4.2   Implicit Sequences

A sequence can be represented without each element being stored explicitly in the memory of the computer. That is, we can construct an object that provides access to all of the elements of some sequential dataset without computing the value of each element in advance. Instead, we compute elements on demand.

An example of this idea arises in the range container type introduced in Chapter 2. A range represents a consecutive, bounded sequence of integers. However, it is not the case that each element of that sequence is represented explicitly in memory. Instead, when an element is requested from a range, it is computed. Hence, we can represent very large ranges of integers without using large blocks of memory. Only the end points of the range are stored as part of the range object.

>>> r = range(10000, 1000000000)
>>> r[45006230]
45016230

In this example, not all 999,990,000 integers in this range are stored when the range instance is constructed. Instead, the range object adds the first element 10,000 to the index 45,006,230 to produce the element 45,016,230. Computing values on demand, rather than retrieving them from an existing representation, is an example of lazy computation. In computer science, lazy computation describes any program that delays the computation of a value until that value is needed.

4.2.1   Iterators

Note: This content on iterators and generators now also appears in Chapter 2.

Python and many other programming languages provide a unified way to process elements of a container value sequentially, called an iterator. An iterator is an object that provides sequential access to values, one by one.

The iterator abstraction has two components: a mechanism for retrieving the next element in the sequence being processed and a mechanism for signaling that the end of the sequence has been reached and no further elements remain.
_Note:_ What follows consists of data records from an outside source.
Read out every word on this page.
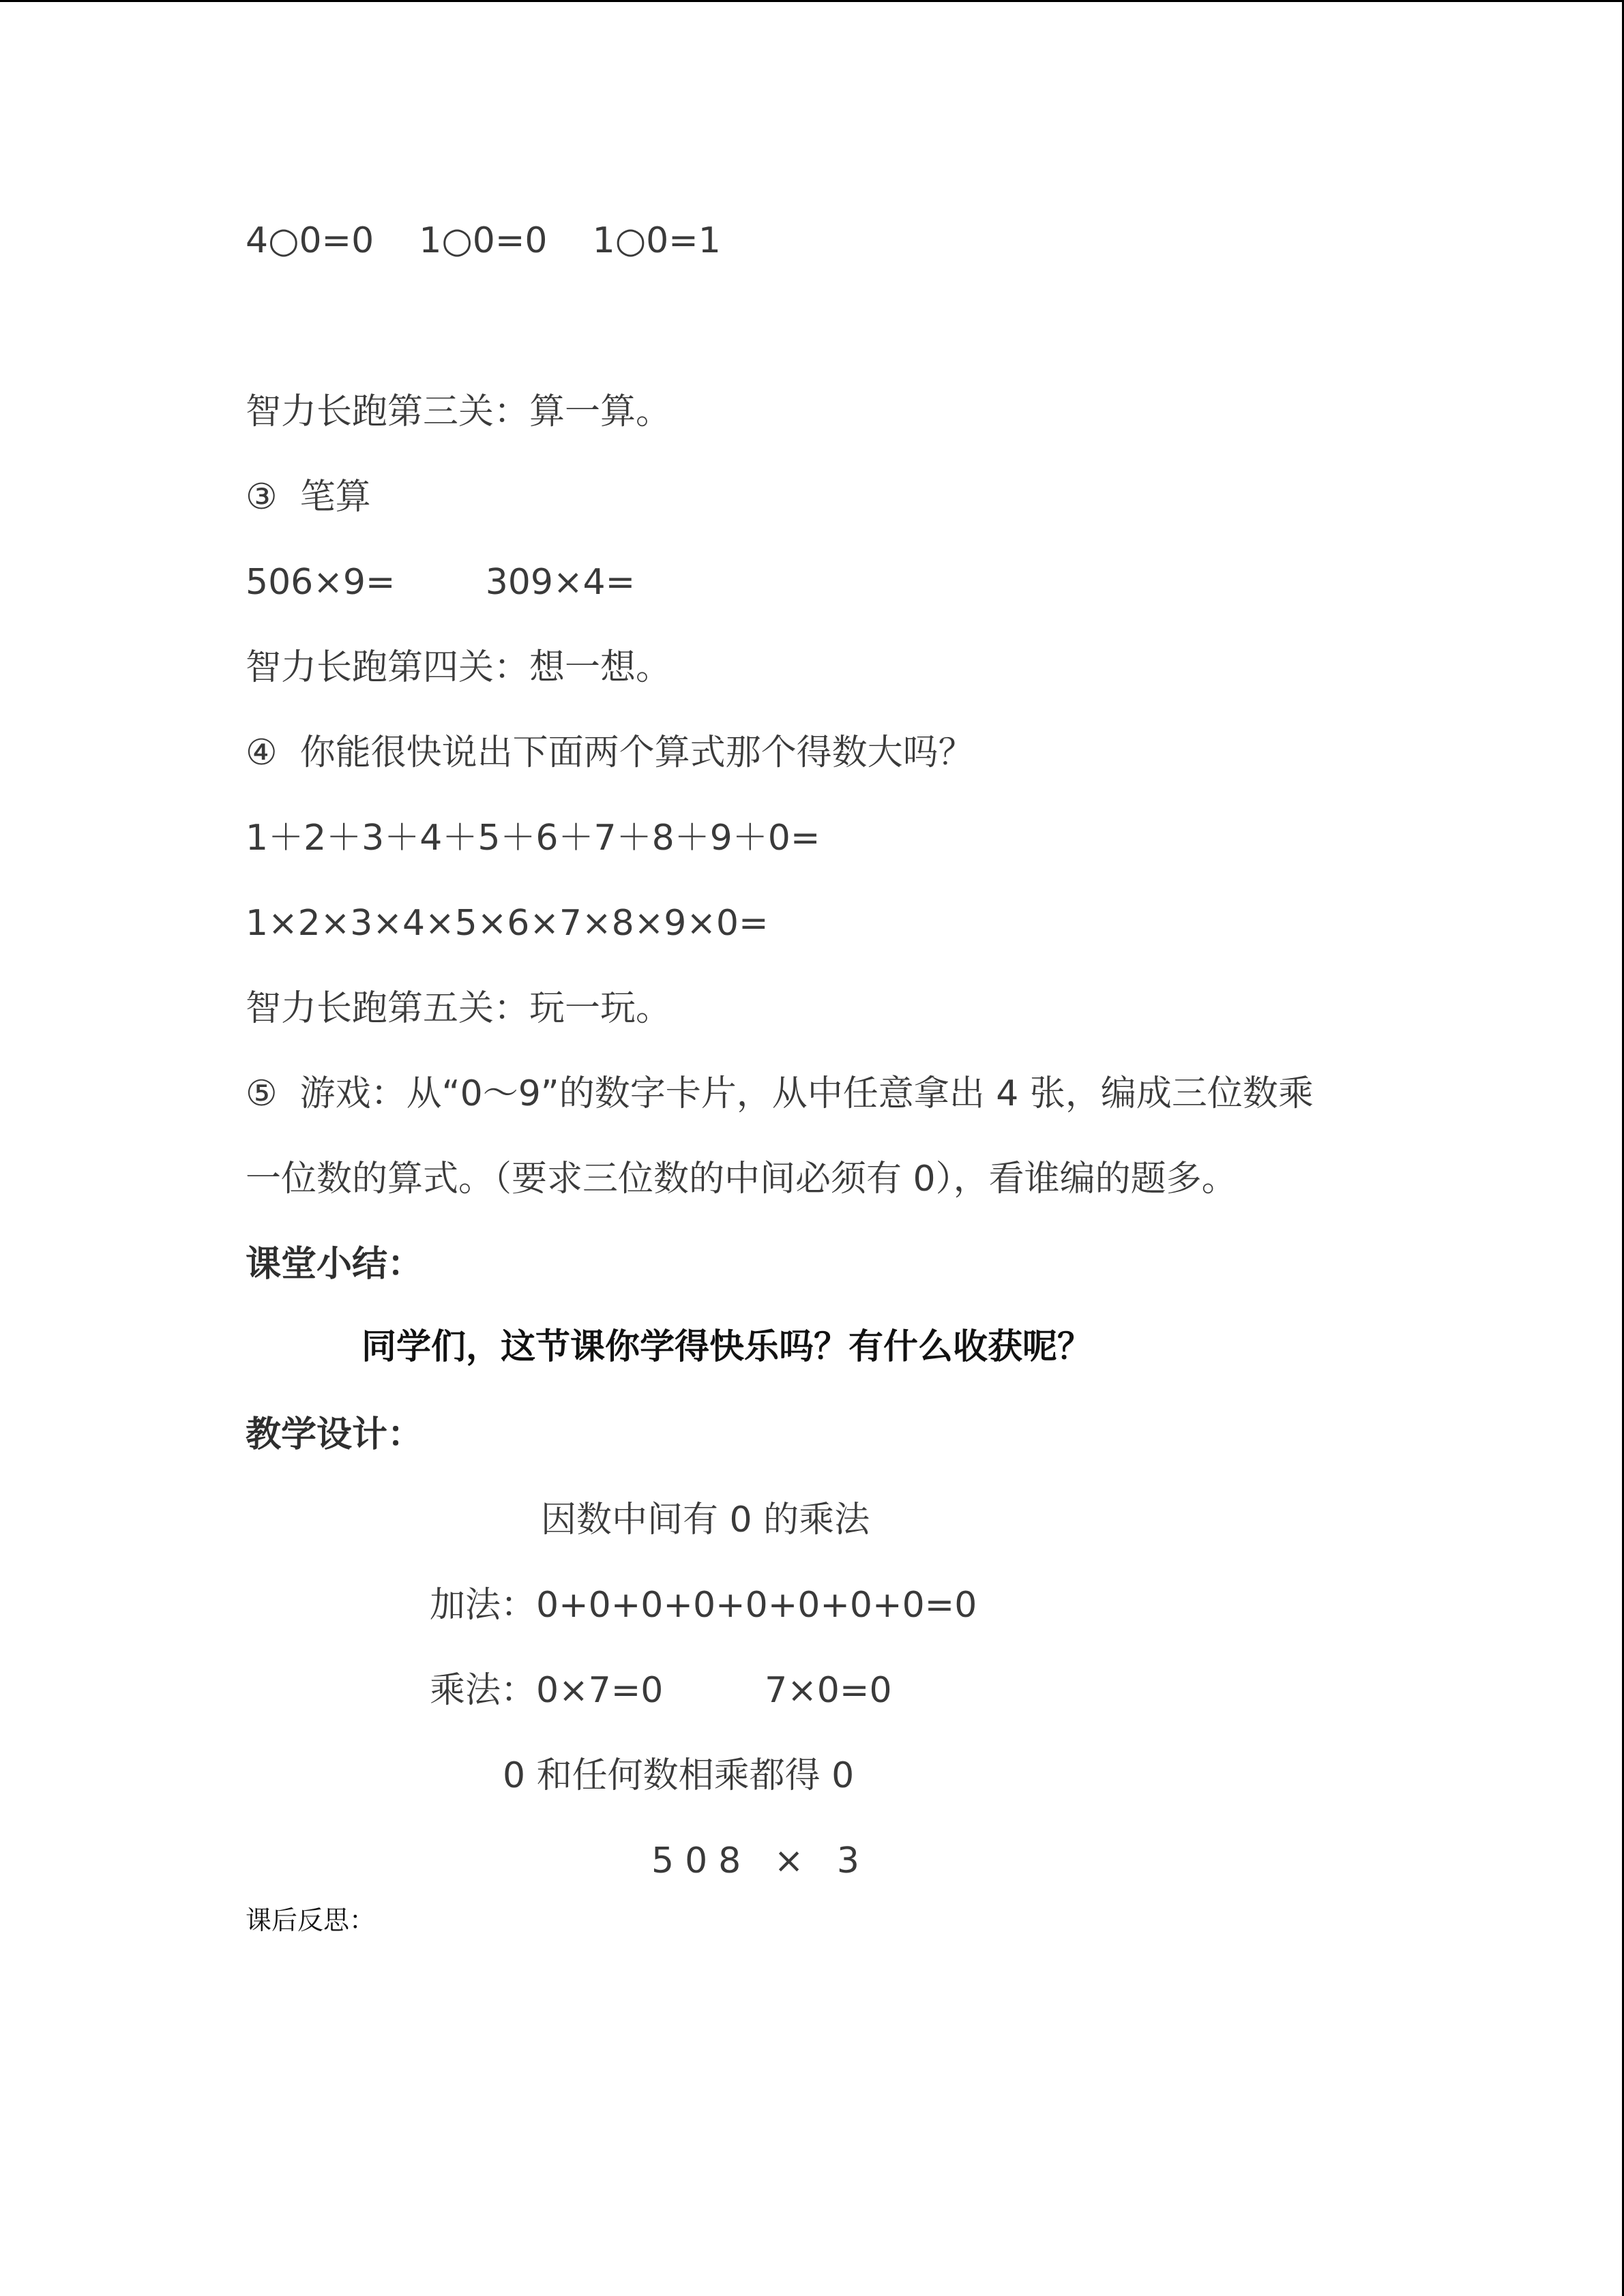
4○0=0    1○0=0    1○0=1
智力长跑第三关：算一算。
③  笔算
506×9=        309×4=
智力长跑第四关：想一想。
④  你能很快说出下面两个算式那个得数大吗？
1＋2＋3＋4＋5＋6＋7＋8＋9＋0=
1×2×3×4×5×6×7×8×9×0=
智力长跑第五关：玩一玩。
⑤  游戏：从“0～9”的数字卡片，从中任意拿出 4 张，编成三位数乘
一位数的算式。（要求三位数的中间必须有 0），看谁编的题多。
课堂小结：
同学们，这节课你学得快乐吗？有什么收获呢？
教学设计：
因数中间有 0 的乘法
加法：0+0+0+0+0+0+0+0=0
乘法：0×7=0         7×0=0
0 和任何数相乘都得 0
508 × 3
课后反思：
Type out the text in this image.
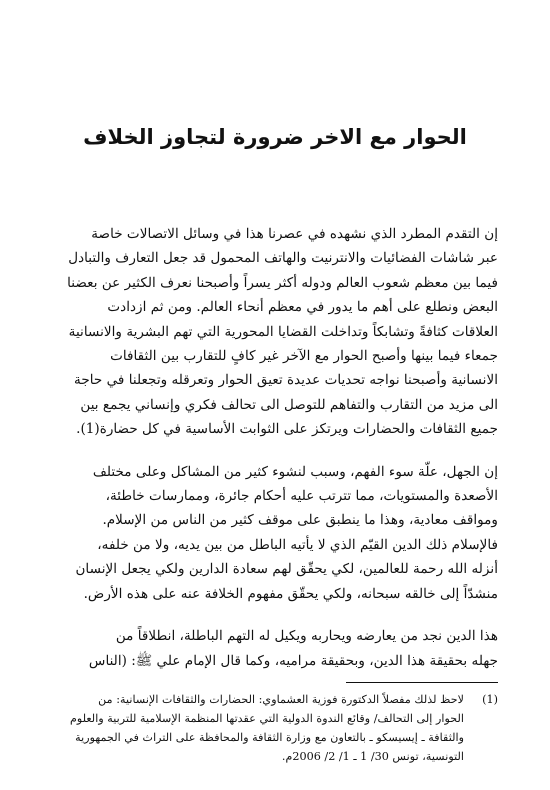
الحوار مع الاخر ضرورة لتجاوز الخلاف

إن التقدم المطرد الذي نشهده في عصرنا هذا في وسائل الاتصالات خاصة
عبر شاشات الفضائيات والانترنيت والهاتف المحمول قد جعل التعارف والتبادل
فيما بين معظم شعوب العالم ودوله أكثر يسراً وأصبحنا نعرف الكثير عن بعضنا
البعض ونطلع على أهم ما يدور في معظم أنحاء العالم. ومن ثم ازدادت
العلاقات كثافةً وتشابكاً وتداخلت القضايا المحورية التي تهم البشرية والانسانية
جمعاء فيما بينها وأصبح الحوار مع الآخر غير كافٍ للتقارب بين الثقافات
الانسانية وأصبحنا نواجه تحديات عديدة تعيق الحوار وتعرقله وتجعلنا في حاجة
الى مزيد من التقارب والتفاهم للتوصل الى تحالف فكري وإنساني يجمع بين
جميع الثقافات والحضارات ويرتكز على الثوابت الأساسية في كل حضارة(1).

إن الجهل، علّة سوء الفهم، وسبب لنشوء كثير من المشاكل وعلى مختلف
الأصعدة والمستويات، مما تترتب عليه أحكام جائرة، وممارسات خاطئة،
ومواقف معادية، وهذا ما ينطبق على موقف كثير من الناس من الإسلام.
فالإسلام ذلك الدين القيّم الذي لا يأتيه الباطل من بين يديه، ولا من خلفه،
أنزله الله رحمة للعالمين، لكي يحقّق لهم سعادة الدارين ولكي يجعل الإنسان
منشدّاً إلى خالقه سبحانه، ولكي يحقّق مفهوم الخلافة عنه على هذه الأرض.

هذا الدين نجد من يعارضه ويحاربه ويكيل له التهم الباطلة، انطلاقاً من
جهله بحقيقة هذا الدين، وبحقيقة مراميه، وكما قال الإمام علي ﷺ: (الناس

(1)
لاحظ لذلك مفصلاً الدكتورة فوزية العشماوي: الحضارات والثقافات الإنسانية: من
الحوار إلى التحالف/ وقائع الندوة الدولية التي عقدتها المنظمة الإسلامية للتربية والعلوم
والثقافة ـ إيسيسكو ـ بالتعاون مع وزارة الثقافة والمحافظة على التراث في الجمهورية
التونسية، تونس 30/ 1 ـ 1/ 2/ 2006م.
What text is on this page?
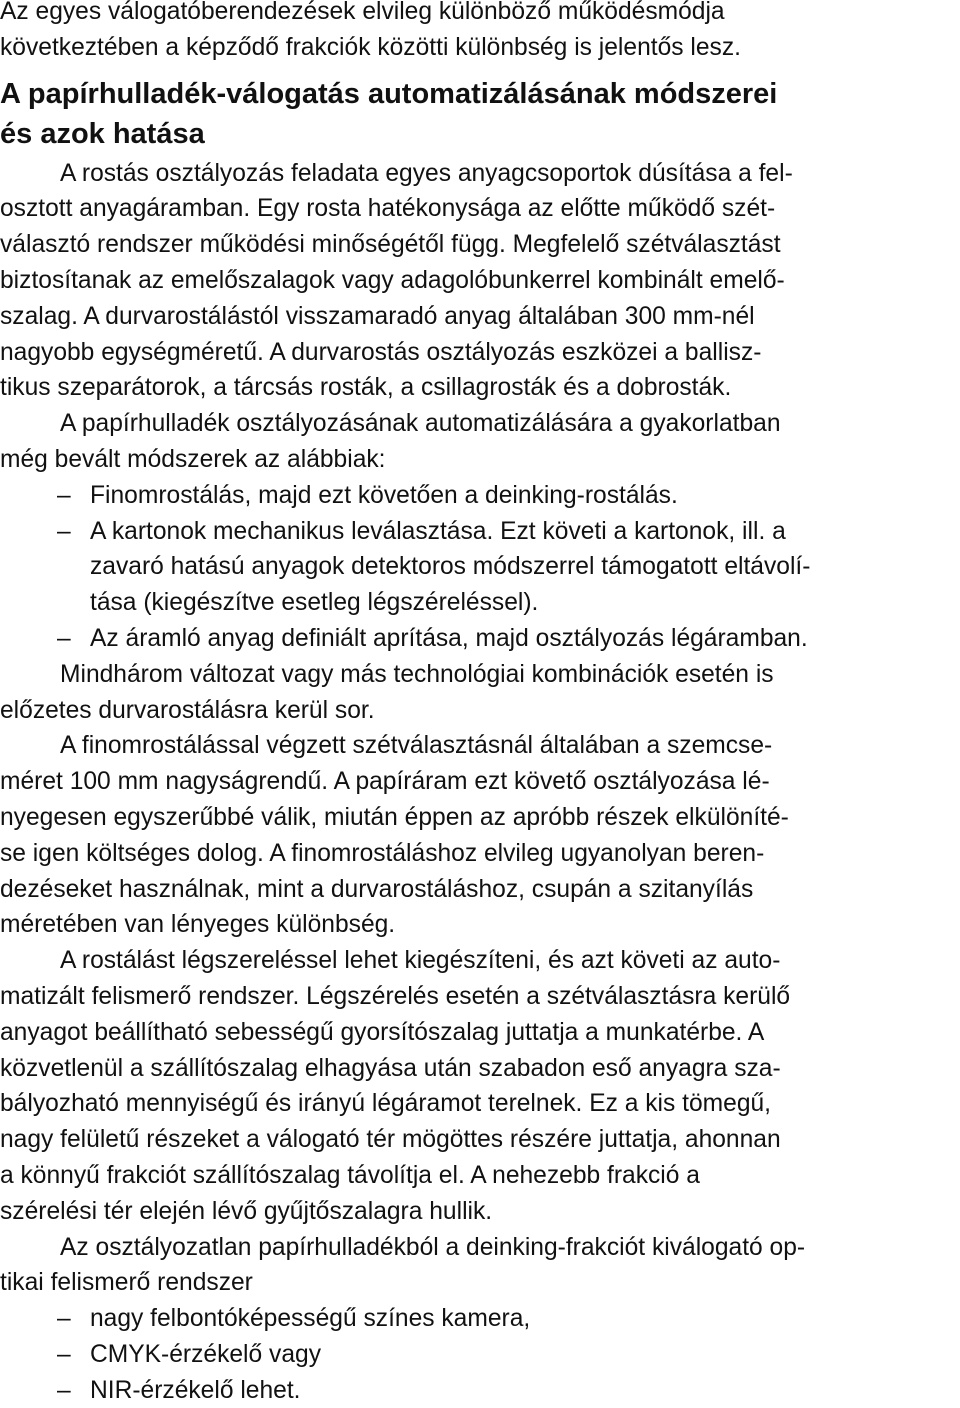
Az egyes válogatóberendezések elvileg különböző működésmódja
következtében a képződő frakciók közötti különbség is jelentős lesz.

A papírhulladék-válogatás automatizálásának módszerei
és azok hatása

A rostás osztályozás feladata egyes anyagcsoportok dúsítása a fel-
osztott anyagáramban. Egy rosta hatékonysága az előtte működő szét-
választó rendszer működési minőségétől függ. Megfelelő szétválasztást
biztosítanak az emelőszalagok vagy adagolóbunkerrel kombinált emelő-
szalag. A durvarostálástól visszamaradó anyag általában 300 mm-nél
nagyobb egységméretű. A durvarostás osztályozás eszközei a ballisz-
tikus szeparátorok, a tárcsás rosták, a csillagrosták és a dobrosták.

A papírhulladék osztályozásának automatizálására a gyakorlatban
még bevált módszerek az alábbiak:

– Finomrostálás, majd ezt követően a deinking-rostálás.
– A kartonok mechanikus leválasztása. Ezt követi a kartonok, ill. a
zavaró hatású anyagok detektoros módszerrel támogatott eltávolí-
tása (kiegészítve esetleg légszéreléssel).
– Az áramló anyag definiált aprítása, majd osztályozás légáramban.

Mindhárom változat vagy más technológiai kombinációk esetén is
előzetes durvarostálásra kerül sor.

A finomrostálással végzett szétválasztásnál általában a szemcse-
méret 100 mm nagyságrendű. A papíráram ezt követő osztályozása lé-
nyegesen egyszerűbbé válik, miután éppen az apróbb részek elkülöníté-
se igen költséges dolog. A finomrostáláshoz elvileg ugyanolyan beren-
dezéseket használnak, mint a durvarostáláshoz, csupán a szitanyílás
méretében van lényeges különbség.

A rostálást légszereléssel lehet kiegészíteni, és azt követi az auto-
matizált felismerő rendszer. Légszérelés esetén a szétválasztásra kerülő
anyagot beállítható sebességű gyorsítószalag juttatja a munkatérbe. A
közvetlenül a szállítószalag elhagyása után szabadon eső anyagra sza-
bályozható mennyiségű és irányú légáramot terelnek. Ez a kis tömegű,
nagy felületű részeket a válogató tér mögöttes részére juttatja, ahonnan
a könnyű frakciót szállítószalag távolítja el. A nehezebb frakció a
szérelési tér elején lévő gyűjtőszalagra hullik.

Az osztályozatlan papírhulladékból a deinking-frakciót kiválogató op-
tikai felismerő rendszer

– nagy felbontóképességű színes kamera,
– CMYK-érzékelő vagy
– NIR-érzékelő lehet.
For any container, such as a list or range, an iterator can be obtained by calling the built-in iter function. The contents of the iterator can be accessed by calling the built-in next function.

>>> primes = [2, 3, 5, 7]
>>> type(primes)
<class 'list'>
>>> iterator = iter(primes)
>>> type(iterator)
<class 'list_iterator'>
>>> next(iterator)
2
>>> next(iterator)
3
>>> next(iterator)
5

Python signals that there are no more values available by raising a StopIteration exception when next is called. This exception can be handled using a try statement.

>>> next(iterator)
7
>>> next(iterator)
Traceback (most recent call last):
  File "<stdin>", line 1, in <module>
StopIteration
>>> try:
        next(iterator)
    except StopIteration:
        print('No more values')
No more values

An iterator maintains local state to represent its position in a sequence. Each time next is called, that position advances. Two separate iterators can track two different positions in the same sequence. However, two names for the same iterator will share a position because they share the same value.

>>> r = range(3, 13)
>>> s = iter(r)  # 1st iterator over r
>>> next(s)
3
>>> next(s)
4
>>> t = iter(r)  # 2nd iterator over r
>>> next(t)
3
>>> next(t)
4
>>> u = t        # Alternate name for the 2nd iterator
>>> next(u)
5
>>> next(u)
6

Advancing the second iterator does not affect the first. Since the last value returned from the first iterator was 4, it is positioned to return 5 next. On the other hand, the second iterator is positioned to return 7 next.

>>> next(s)
5
>>> next(t)
7

Calling iter on an iterator will return that iterator, not a copy. This behavior is included in Python so that a programmer can call iter on a value to get an iterator without having to worry about whether it is an iterator or a container.

>>> v = iter(t)  # Another alterante name for the 2nd iterator
>>> next(v)
8
>>> next(u)
9
>>> next(t)
10

The usefulness of iterators is derived from the fact that the underlying series of data for an iterator may not be represented explicitly in memory. An iterator provides a mechanism for considering each of a series of values in turn, but all of those elements do not need to be stored simultaneously. Instead, when the next element is requested from an iterator, that element may be computed on demand instead of being retrieved from an existing memory source.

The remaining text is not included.